Veteran football administrator Charles Dempsey, whose abstention from the vote cost South Africa hosting rights for the 2006 World Cup, died Wednesday after a short illness at the age of 86, the Oceania Football Confederation said.
The Scottish-born Dempsey was the chairman of Soccer New Zealand when the team reached the World Cup finals for the only time at Spain in 1982.
He was also the patriarch of Oceania soccer, serving as the confederation's president for 36 years before being appointed to world governing body FIFA.
Dempsey will be most remembered for not casting a vote at a 2000 FIFA meeting to decide which country hosted the 2006 World Cup.
Although Oceania had indicated support for South Africa to host the tournament, Dempsey's decision not to vote resulted in Germany winning the rights.

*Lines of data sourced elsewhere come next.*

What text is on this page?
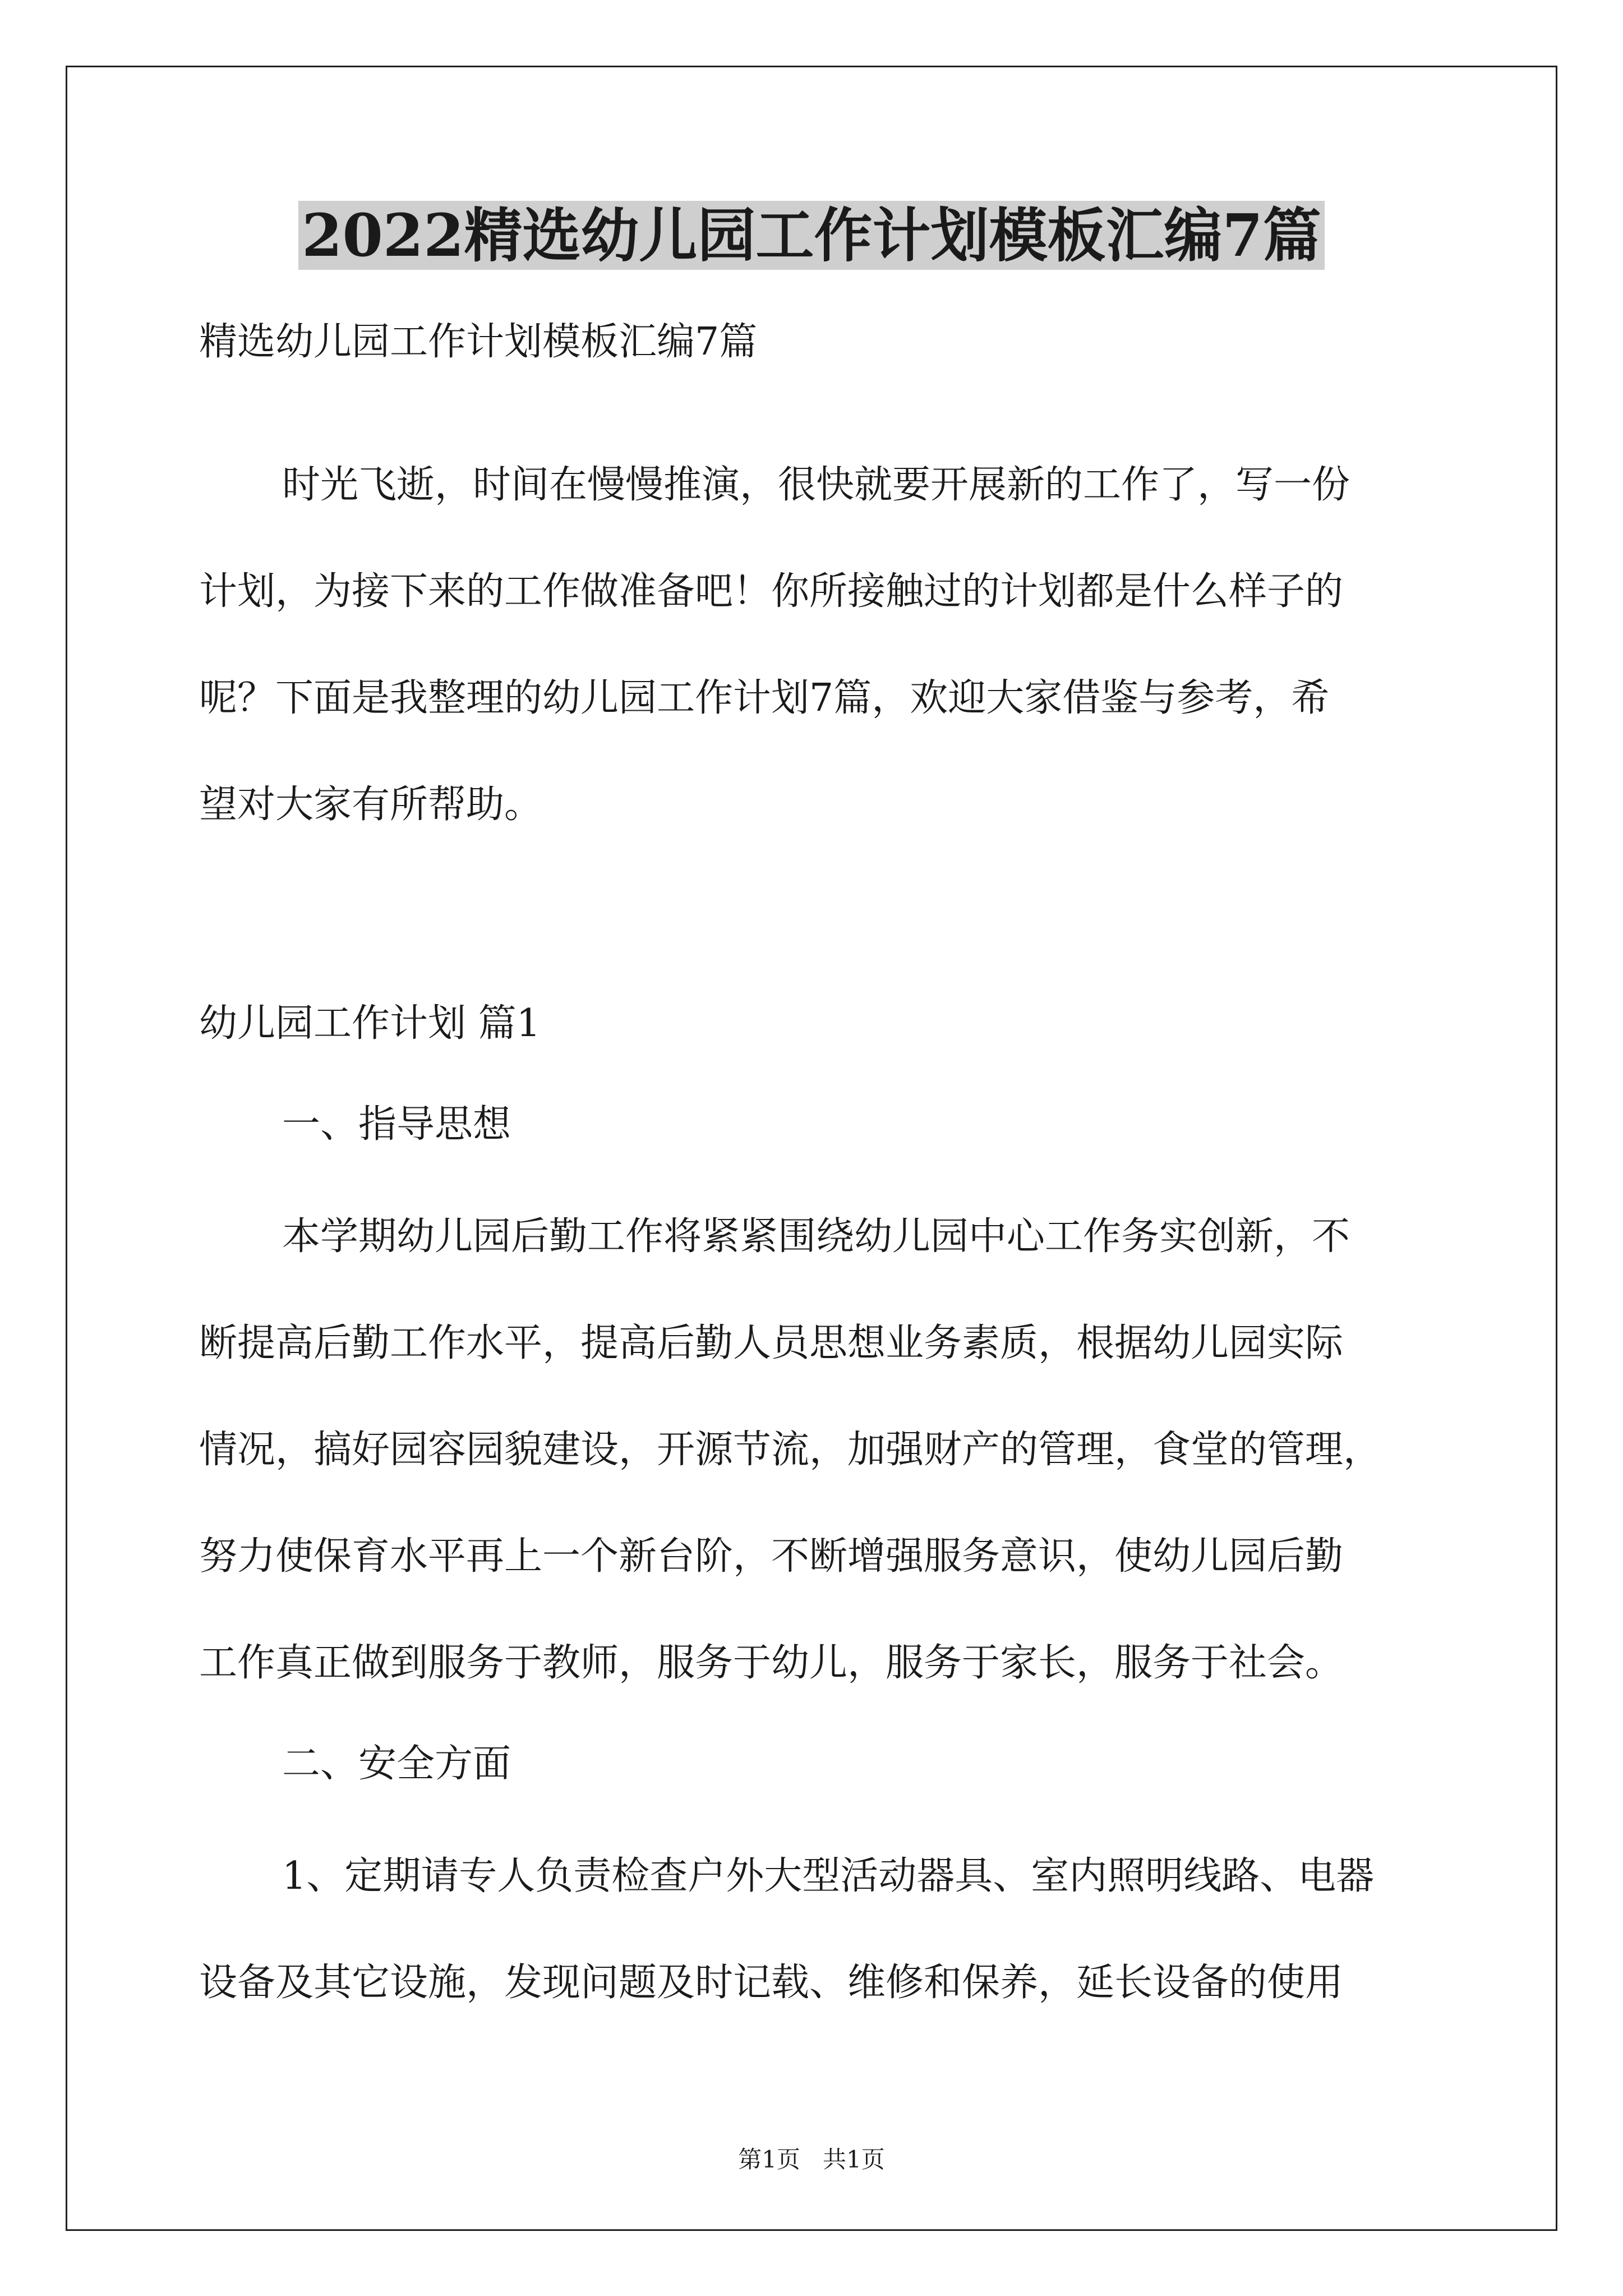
2022精选幼儿园工作计划模板汇编7篇

精选幼儿园工作计划模板汇编7篇

时光飞逝，时间在慢慢推演，很快就要开展新的工作了，写一份

计划，为接下来的工作做准备吧！你所接触过的计划都是什么样子的

呢？下面是我整理的幼儿园工作计划7篇，欢迎大家借鉴与参考，希

望对大家有所帮助。

幼儿园工作计划 篇1

一、指导思想

本学期幼儿园后勤工作将紧紧围绕幼儿园中心工作务实创新，不

断提高后勤工作水平，提高后勤人员思想业务素质，根据幼儿园实际

情况，搞好园容园貌建设，开源节流，加强财产的管理，食堂的管理，

努力使保育水平再上一个新台阶，不断增强服务意识，使幼儿园后勤

工作真正做到服务于教师，服务于幼儿，服务于家长，服务于社会。

二、安全方面

1、定期请专人负责检查户外大型活动器具、室内照明线路、电器

设备及其它设施，发现问题及时记载、维修和保养，延长设备的使用

第1页   共1页
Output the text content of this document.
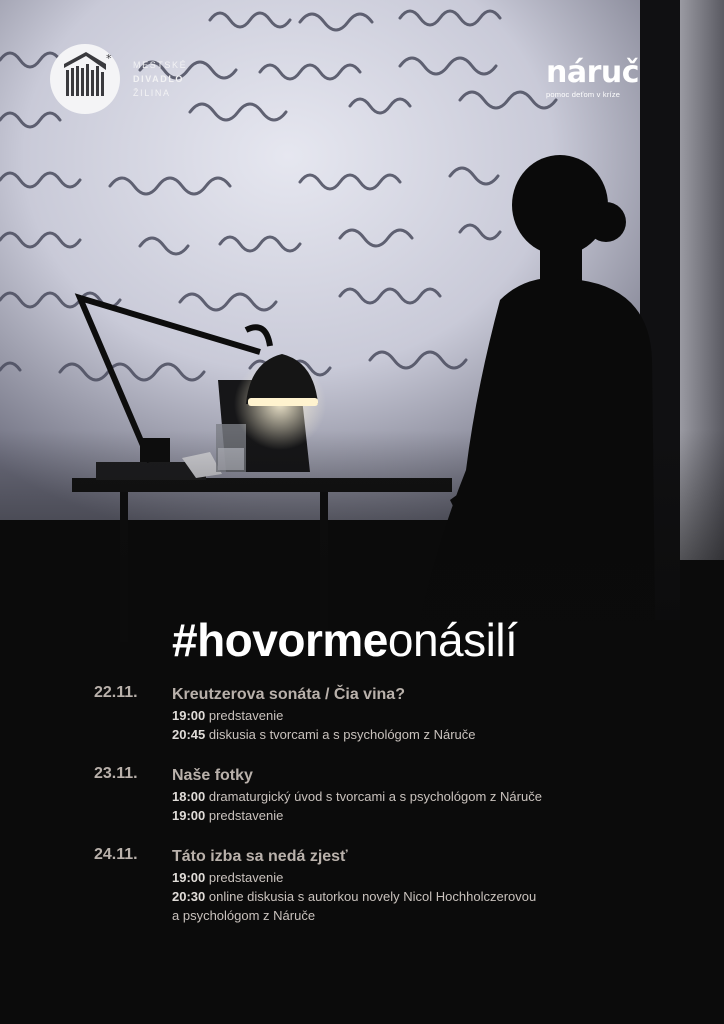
* MESTSKÉ
DIVADLO
ŽILINA
náruč
pomoc deťom v kríze
#hovormeonásilí
22.11. Kreutzerova sonáta / Čia vina?
19:00 predstavenie
20:45 diskusia s tvorcami a s psychológom z Náruče
23.11. Naše fotky
18:00 dramaturgický úvod s tvorcami a s psychológom z Náruče
19:00 predstavenie
24.11. Táto izba sa nedá zjesť
19:00 predstavenie
20:30 online diskusia s autorkou novely Nicol Hochholczerovou
a psychológom z Náruče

His inaction on the vote earned the ire of sections of the world football community, particularly South Africa, and he never disclosed his reasons.
Oceania Football Confederation general secretary Tai Nicholas said Dempsey's contribution had been enormous.
"Not only in New Zealand and the Oceania region but around the world. We consider him the father of Oceania and he's well respected at FIFA," said Nicholas, who worked with Dempsey for 12 years.
"He leaves a great legacy." Former New Zealand player Brian Turner said his teammates from the 1982 era all held Dempsey in the highest regard.
"I honestly think that if Charlie wasn't around, we wouldn't have gone to the World Cup," Turner told New Zealand's Radio Sport.
"Charlie was the man at the forefront of all the fundraising and was the figurehead of the whole '82 campaign."
Turner said there was little money in the game in the early 1980s but Dempsey managed to raise funds which allowed the team to travel to Singapore for their final qualifying game against China.
Turner also remembered Dempsey for his thick Scottish accent and as a character who had his share of eccentricities.
"He would always travel with a couple of cartons of Guinness," Turner said.
"And the baggage man would always told to make sure of the Guinness because that was Charlie's."
Dempsey was born in Maryhill, Scotland in 1922 and migrated to New Zealand in 1952.
During his years with Oceania, Dempsey oversaw the body's rise to full confederation status and was responsible for raising national association membership from four to 11.